Some folks have had operating problems running reflux condensers with a very cold input coolant directly.  This can sometimes cause some odd behaviors like cycling output  and column flooding (subcooled reflux).

Some stills temper (warm) the reflux condenser coolant by running it through the product condenser first (sequential condensers) to avoid this.
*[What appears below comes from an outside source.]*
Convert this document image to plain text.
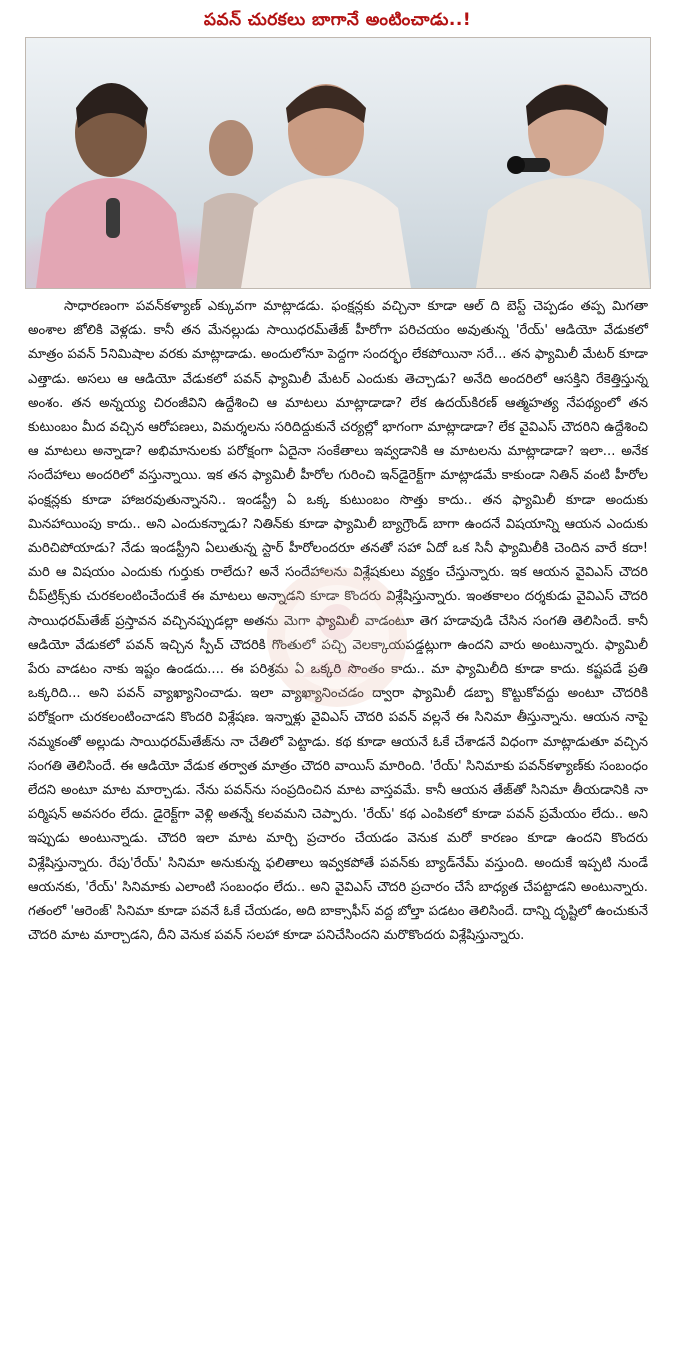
పవన్ చురకలు బాగానే అంటించాడు..!

సాధారణంగా పవన్‌కళ్యాణ్ ఎక్కువగా మాట్లాడడు. ఫంక్షన్లకు వచ్చినా కూడా ఆల్ ది బెస్ట్ చెప్పడం తప్ప మిగతా అంశాల జోలికి వెళ్లడు. కానీ తన మేనల్లుడు సాయిధరమ్‌తేజ్ హీరోగా పరిచయం అవుతున్న 'రేయ్' ఆడియో వేడుకలో మాత్రం పవన్ 5నిమిషాల వరకు మాట్లాడాడు. అందులోనూ పెద్దగా సందర్భం లేకపోయినా సరే... తన ఫ్యామిలీ మేటర్ కూడా ఎత్తాడు. అసలు ఆ ఆడియో వేడుకలో పవన్ ఫ్యామిలీ మేటర్ ఎందుకు తెచ్చాడు? అనేది అందరిలో ఆసక్తిని రేకెత్తిస్తున్న అంశం. తన అన్నయ్య చిరంజీవిని ఉద్దేశించి ఆ మాటలు మాట్లాడాడా? లేక ఉదయ్‌కిరణ్ ఆత్మహత్య నేపథ్యంలో తన కుటుంబం మీద వచ్చిన ఆరోపణలు, విమర్శలను సరిదిద్దుకునే చర్యల్లో భాగంగా మాట్లాడాడా? లేక వైవిఎస్ చౌదరిని ఉద్దేశించి ఆ మాటలు అన్నాడా? అభిమానులకు పరోక్షంగా ఏదైనా సంకేతాలు ఇవ్వడానికి ఆ మాటలను మాట్లాడాడా? ఇలా... అనేక సందేహాలు అందరిలో వస్తున్నాయి. ఇక తన ఫ్యామిలీ హీరోల గురించి ఇన్‌డైరెక్ట్‌గా మాట్లాడమే కాకుండా నితిన్ వంటి హీరోల ఫంక్షన్లకు కూడా హాజరవుతున్నానని.. ఇండస్ట్రీ ఏ ఒక్క కుటుంబం సొత్తు కాదు.. తన ఫ్యామిలీ కూడా అందుకు మినహాయింపు కాదు.. అని ఎందుకన్నాడు? నితిన్‌కు కూడా ఫ్యామిలీ బ్యాగ్రౌండ్ బాగా ఉందనే విషయాన్ని ఆయన ఎందుకు మరిచిపోయాడు? నేడు ఇండస్ట్రీని ఏలుతున్న స్టార్ హీరోలందరూ తనతో సహా ఏదో ఒక సినీ ఫ్యామిలీకి చెందిన వారే కదా! మరి ఆ విషయం ఎందుకు గుర్తుకు రాలేదు? అనే సందేహాలను విశ్లేషకులు వ్యక్తం చేస్తున్నారు. ఇక ఆయన వైవిఎస్ చౌదరి చీప్‌ట్రిక్స్‌కు చురకలంటించేందుకే ఈ మాటలు అన్నాడని కూడా కొందరు విశ్లేషిస్తున్నారు. ఇంతకాలం దర్శకుడు వైవిఎస్ చౌదరి సాయిధరమ్‌తేజ్ ప్రస్తావన వచ్చినప్పుడల్లా అతను మెగా ఫ్యామిలీ వాడంటూ తెగ హడావుడి చేసిన సంగతి తెలిసిందే. కానీ ఆడియో వేడుకలో పవన్ ఇచ్చిన స్పీచ్ చౌదరికి గొంతులో పచ్చి వెలక్కాయపడ్డట్లుగా ఉందని వారు అంటున్నారు. ఫ్యామిలీ పేరు వాడటం నాకు ఇష్టం ఉండదు.... ఈ పరిశ్రమ ఏ ఒక్కరి సొంతం కాదు.. మా ఫ్యామిలీది కూడా కాదు. కష్టపడే ప్రతి ఒక్కరిది... అని పవన్ వ్యాఖ్యానించాడు. ఇలా వ్యాఖ్యానించడం ద్వారా ఫ్యామిలీ డబ్బా కొట్టుకోవద్దు అంటూ చౌదరికి పరోక్షంగా చురకలంటించాడని కొందరి విశ్లేషణ. ఇన్నాళ్లు వైవిఎస్ చౌదరి పవన్ వల్లనే ఈ సినిమా తీస్తున్నాను. ఆయన నాపై నమ్మకంతో అల్లుడు సాయిధరమ్‌తేజ్‌ను నా చేతిలో పెట్టాడు. కథ కూడా ఆయనే ఓకే చేశాడనే విధంగా మాట్లాడుతూ వచ్చిన సంగతి తెలిసిందే. ఈ ఆడియో వేడుక తర్వాత మాత్రం చౌదరి వాయిస్ మారింది. 'రేయ్' సినిమాకు పవన్‌కళ్యాణ్‌కు సంబంధం లేదని అంటూ మాట మార్చాడు. నేను పవన్‌ను సంప్రదించిన మాట వాస్తవమే. కానీ ఆయన తేజ్‌తో సినిమా తీయడానికి నా పర్మిషన్ అవసరం లేదు. డైరెక్ట్‌గా వెళ్లి అతన్నే కలవమని చెప్పారు. 'రేయ్' కథ ఎంపికలో కూడా పవన్ ప్రమేయం లేదు.. అని ఇప్పుడు అంటున్నాడు. చౌదరి ఇలా మాట మార్చి ప్రచారం చేయడం వెనుక మరో కారణం కూడా ఉందని కొందరు విశ్లేషిస్తున్నారు. రేపు'రేయ్' సినిమా అనుకున్న ఫలితాలు ఇవ్వకపోతే పవన్‌కు బ్యాడ్‌నేమ్ వస్తుంది. అందుకే ఇప్పటి నుండే ఆయనకు, 'రేయ్' సినిమాకు ఎలాంటి సంబంధం లేదు.. అని వైవిఎస్ చౌదరి ప్రచారం చేసే బాధ్యత చేపట్టాడని అంటున్నారు. గతంలో 'ఆరెంజ్' సినిమా కూడా పవనే ఓకే చేయడం, అది బాక్సాఫీస్ వద్ద బోల్తా పడటం తెలిసిందే. దాన్ని దృష్టిలో ఉంచుకునే చౌదరి మాట మార్చాడని, దీని వెనుక పవన్ సలహా కూడా పనిచేసిందని మరొకొందరు విశ్లేషిస్తున్నారు.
If running the condensers independently (for better control), the colder the coolant, the more sensitive the reflux condenser will be to you making changes.  Ran a still once that had the RC on the cold glycol loop, all manual controls.  Crack that valve just a little too much and you’d throw the column into full reflux.  Incredibly frustrating hair trigger.

[Alex_Sor]

11 hours ago, Quinn_the_Eskimo609 said:

If alcohol vapor is hitting the condenser at ~170-200F, and cooling water is 50F will I risk cracking a tube?

You shouldn't worry about it.

AISI 304 steel has excellent mechanical properties, and if it is welded correctly between its parts, then intergranular chipping (metal fatigue) is not a problem for you. Your temperatures are too low for problems

Example: Calculate the linear elongation of a 0.5 meter long stainless steel beam when its temperature rises from 27 Celsius to 1027 Celsius.

According to the table, the average coefficient of linear expansion of steel in the temperature range of 27...1027C is equal to 22.3 · 10-6 deg-1.

That is: an increase in size of 0.0000223 meters by 1 degree Celsius.

Let's calculate: 22.3 * 10-6 * (1027-27) * 0.5 = 0.0111 meter.

We get the value of the linear elongation of the beam 0.0111 meters.

For the case of a moonshine still, the temperature difference will not be higher than 100 degrees Celsius, then:

22.3 * 10-6 * (100) * 0.5 = 0.001115 meters, this is 1.115 millimeters. This is a very small value

[Southernhighlander]

23 hours ago, Silk City Distillers said:

Some folks have had operating problems running reflux condensers with a very cold input coolant directly.  This can sometimes cause some odd behaviors like cycling output  and column flooding (subcooled reflux).

Some stills temper (warm) the reflux condenser coolant by running it through the product condenser first (sequential condensers) to avoid this.

If running the condensers independently (for better control), the colder the coolant, the more sensitive the reflux condenser will be to you making changes.  Ran a still once that had the RC on the cold glycol loop, all manual controls.  Crack that valve just a little too much and you’d throw the column into full reflux.  Incredibly frustrating hair trigger.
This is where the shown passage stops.